Sounding DIY

Laura Netz

2019 Curatorial Residency Programme

Opening: Friday 6 December 2019, 6-9pm

Performance: Saturday 7 December 2019, 6-8pm

Performance Space, 62 Tontine St, Folkestone CT20 1JP

#residencies&exchange #curation #residency #performance #exhibition #workshop

As part of HOP Projects CT20 2019 Curatorial Residency Programme, sound artist and performer Laura Netz presented an exhibition exploring frameworks of DIY cultures, which emerged from the 1970s as a reaction to technological deployment.

Influenced by underground vanguard movements, the handmade culture currently sets an exponent of free culture, open sources, and movements such as hacker and maker. The results of these practices involve an interdisciplinary connection between art, science and technology that improves the creative aspects of contemporary art and cultural production.

Moreover, sound art practices enriched interconnections with music and engineering. The exhibition pretended to highlight DIY practices in front of the capitalist industry. Representing an essential change in the prototyping of musical instruments and sound objects that have efficiently set a primary creative impulse in our century.

The exhibition highlighted the collaboration between musicians, visual artists, and curators to research new genres of experimental and contemporary art.

Artists: Claude Heiland-Allen, Stephen Cornford, Xname, Erin Sexton, Greg Orrom Swan 

Artists for performance: Mother Disorder, Lou Barnell, Laura Netz

 

Gallery images by Tomas Poblete

Exhibition Opening

Friday 6 December 2019, 6-9pm

Performance

Saturday 7 December 2019, 6-8pm

Performance Space, 62 Tontine St, Folkestone CT20 1JP

Curator Talk

Sunday 8 December 2019, 6-8pm

Closing Event

Saturday 14 December 6-9pm

Born in Barcelona in 1982, Laura Netz is a curator, artist, and researcher. Currently, she is an MPhil student at CRiSAP– UAL, where studies the new tendencies in curatorial practices in sonic arts. Interested in sound art, science, technology and digital media, she is an active participant in hacking culture. 

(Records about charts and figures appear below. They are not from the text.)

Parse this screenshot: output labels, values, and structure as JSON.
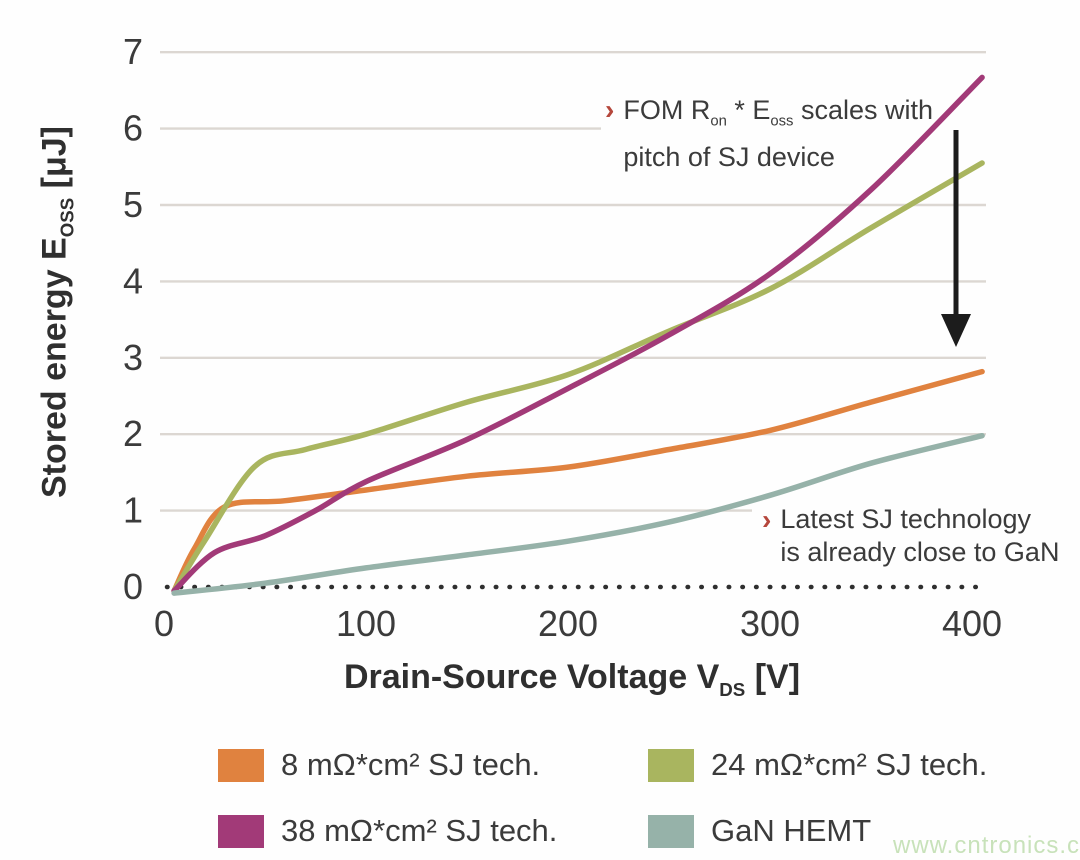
{
  "watermark": "www.cntronics.com",
  "chart_data": {
    "type": "line",
    "title": "",
    "grid": "horizontal",
    "x_axis": {
      "label_parts": {
        "text": "Drain-Source Voltage V",
        "sub": "DS",
        "unit": " [V]"
      },
      "ticks": [
        0,
        100,
        200,
        300,
        400
      ],
      "range": [
        0,
        410
      ]
    },
    "y_axis": {
      "label_parts": {
        "text": "Stored energy E",
        "sub": "OSS",
        "unit": " [μJ]"
      },
      "ticks": [
        0,
        1,
        2,
        3,
        4,
        5,
        6,
        7
      ],
      "range": [
        0,
        7
      ]
    },
    "series": [
      {
        "name": "8 mΩ*cm² SJ tech.",
        "color": "#e0823f",
        "points": [
          [
            5,
            -0.05
          ],
          [
            15,
            0.5
          ],
          [
            30,
            1.05
          ],
          [
            60,
            1.13
          ],
          [
            100,
            1.27
          ],
          [
            150,
            1.45
          ],
          [
            200,
            1.57
          ],
          [
            250,
            1.8
          ],
          [
            300,
            2.05
          ],
          [
            350,
            2.42
          ],
          [
            405,
            2.82
          ]
        ]
      },
      {
        "name": "24 mΩ*cm² SJ tech.",
        "color": "#a9b55f",
        "points": [
          [
            5,
            -0.05
          ],
          [
            20,
            0.6
          ],
          [
            45,
            1.58
          ],
          [
            70,
            1.8
          ],
          [
            100,
            2.0
          ],
          [
            150,
            2.42
          ],
          [
            200,
            2.78
          ],
          [
            250,
            3.35
          ],
          [
            300,
            3.9
          ],
          [
            350,
            4.7
          ],
          [
            405,
            5.55
          ]
        ]
      },
      {
        "name": "38 mΩ*cm² SJ tech.",
        "color": "#a23a78",
        "points": [
          [
            5,
            -0.05
          ],
          [
            25,
            0.45
          ],
          [
            50,
            0.67
          ],
          [
            75,
            1.0
          ],
          [
            100,
            1.38
          ],
          [
            150,
            1.93
          ],
          [
            200,
            2.6
          ],
          [
            250,
            3.3
          ],
          [
            300,
            4.1
          ],
          [
            350,
            5.2
          ],
          [
            405,
            6.67
          ]
        ]
      },
      {
        "name": "GaN HEMT",
        "color": "#96b2a9",
        "points": [
          [
            5,
            -0.08
          ],
          [
            50,
            0.05
          ],
          [
            100,
            0.25
          ],
          [
            150,
            0.42
          ],
          [
            200,
            0.6
          ],
          [
            250,
            0.85
          ],
          [
            300,
            1.2
          ],
          [
            350,
            1.62
          ],
          [
            405,
            1.98
          ]
        ]
      }
    ],
    "legend": {
      "items": [
        {
          "label": "8 mΩ*cm² SJ tech.",
          "color": "#e0823f"
        },
        {
          "label": "38 mΩ*cm² SJ tech.",
          "color": "#a23a78"
        },
        {
          "label": "24 mΩ*cm² SJ tech.",
          "color": "#a9b55f"
        },
        {
          "label": "GaN HEMT",
          "color": "#96b2a9"
        }
      ]
    },
    "annotations": {
      "fom": {
        "chevron": "›",
        "p1": "FOM R",
        "sub1": "on",
        "p2": " * E",
        "sub2": "oss",
        "p3": " scales with",
        "line2": "pitch of SJ device"
      },
      "gan": {
        "chevron": "›",
        "line1": "Latest SJ technology",
        "line2": "is already close to GaN"
      }
    }
  }
}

Over the years, as a curator, she has taken part in many international events such as exhibitions, workshops, conferences, publications, and concerts in Spain, Portugal, UK, Mexico, Colombia, Canada, Serbia, Russia, Hong Kong, the U.S., and Brasil. 

She has developed projects with various institutions such as Fonoteca Nacional de Mexico, MACBA Museum of Contemporary Art Barcelona, CCCB Centre of Contemporary Culture Barcelona, MOTA Museum of Transitory Art, ISEA International Symposium of Electronic Arts.

HPCT20 2019’s Curatorial Residency Programme was a rolling programme of one month residencies inviting curatorial proposals from all practitioners, including those working in the visual arts, performance, architecture and design to research and execute an exhibition project in Folkestone.